Where Authenticity Has to Be Real
Authenticity is a conversion lever before it's anything else. It only has to be real in one place, but there it has to be unbreakable.
Authenticity sells because it lowers risk. A shopper who believes you buys faster than one who doesn't. That's the commercial case, and it's enough.
So here's a confession that surprises people. A lot of the imagery I produce isn't "real" in the way you'd assume. We use rendered products, composited scenes, models who were never in the same room. Modern commerce imagery is a hybrid, and pretending otherwise would be its own dishonesty.
Which is exactly why one question matters more than any other: what has to be real?
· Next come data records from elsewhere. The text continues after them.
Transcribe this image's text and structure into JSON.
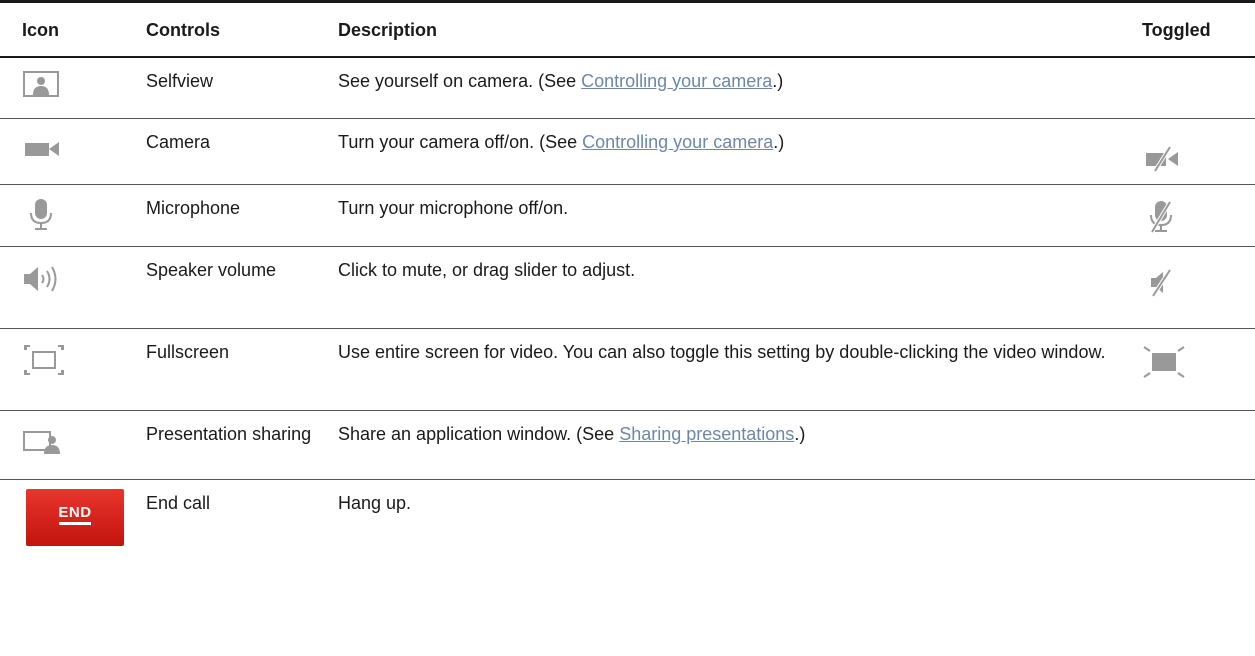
{
  "table": {
    "headers": {
      "icon": "Icon",
      "controls": "Controls",
      "description": "Description",
      "toggled": "Toggled"
    },
    "rows": [
      {
        "icon": "selfview-icon",
        "control": "Selfview",
        "desc_before": "See yourself on camera. (See ",
        "desc_link": "Controlling your camera",
        "desc_after": ".)",
        "toggled_icon": ""
      },
      {
        "icon": "camera-icon",
        "control": "Camera",
        "desc_before": "Turn your camera off/on. (See ",
        "desc_link": "Controlling your camera",
        "desc_after": ".)",
        "toggled_icon": "camera-off-icon"
      },
      {
        "icon": "microphone-icon",
        "control": "Microphone",
        "desc_before": "Turn your microphone off/on.",
        "desc_link": "",
        "desc_after": "",
        "toggled_icon": "microphone-off-icon"
      },
      {
        "icon": "speaker-volume-icon",
        "control": "Speaker volume",
        "desc_before": "Click to mute, or drag slider to adjust.",
        "desc_link": "",
        "desc_after": "",
        "toggled_icon": "speaker-muted-icon"
      },
      {
        "icon": "fullscreen-icon",
        "control": "Fullscreen",
        "desc_before": "Use entire screen for video. You can also toggle this setting by double-clicking the video window.",
        "desc_link": "",
        "desc_after": "",
        "toggled_icon": "exit-fullscreen-icon"
      },
      {
        "icon": "presentation-sharing-icon",
        "control": "Presentation sharing",
        "desc_before": "Share an application window. (See ",
        "desc_link": "Sharing presentations",
        "desc_after": ".)",
        "toggled_icon": ""
      },
      {
        "icon": "end-call-icon",
        "icon_label": "END",
        "control": "End call",
        "desc_before": "Hang up.",
        "desc_link": "",
        "desc_after": "",
        "toggled_icon": ""
      }
    ]
  },
  "colors": {
    "icon_gray": "#999999",
    "link": "#6c87aa",
    "end_button": "#d42a22"
  }
}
The answer is whatever the customer uses to judge the risk of buying. The texture of the food they're about to eat. The way the product sits in a real hand, in a real kitchen, in a real life. The claim on the pack. Get those wrong and no amount of polish saves you, because the customer feels the gap the day the box arrives, and that gap becomes a return and a one-star review.
I've seen it in testing more than once. A slightly imperfect photo of the product genuinely in use beats the flawless studio shot. It wins because it's believable, and believable is what converts.
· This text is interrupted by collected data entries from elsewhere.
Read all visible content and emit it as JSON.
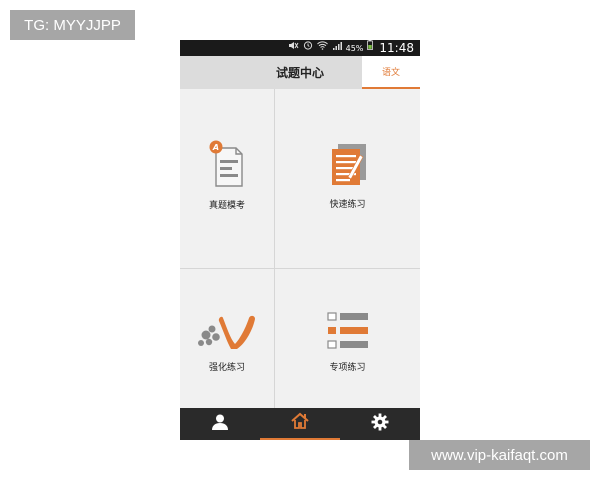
{
  "watermarks": {
    "top": "TG: MYYJJPP",
    "bottom": "www.vip-kaifaqt.com"
  },
  "status_bar": {
    "icons": [
      "mute-icon",
      "alarm-icon",
      "wifi-icon",
      "signal-icon",
      "battery-icon"
    ],
    "battery_percent": "45%",
    "time": "11:48"
  },
  "header": {
    "title": "试题中心",
    "subject_tab": "语文"
  },
  "grid": {
    "items": [
      {
        "label": "真题模考",
        "icon": "mock-exam-icon",
        "badge": "A"
      },
      {
        "label": "快速练习",
        "icon": "quick-practice-icon"
      },
      {
        "label": "强化练习",
        "icon": "intensive-practice-icon"
      },
      {
        "label": "专项练习",
        "icon": "special-practice-icon"
      }
    ]
  },
  "nav": {
    "items": [
      {
        "icon": "user-icon",
        "active": false
      },
      {
        "icon": "home-icon",
        "active": true
      },
      {
        "icon": "gear-icon",
        "active": false
      }
    ]
  },
  "colors": {
    "accent": "#e07a36",
    "status_bar": "#1a1a1a",
    "title_bar": "#dcdcdc",
    "nav_bar": "#2a2a2a",
    "icon_gray": "#7a7a7a"
  }
}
Here's the line I'd put on every creative team's wall: the image that wins the award and the image that wins the customer are frequently not the same image. Beautiful is easy. Trusted is the job.
The move for you: audit your imagery by risk, not by gloss. Find the handful of things a buyer has to believe before they'll click, and make those verifiably true. Everywhere else, craft as hard as you like. Protect the load-bearing few, and authenticity quietly pays you back, in conversion and in returns you never have to process.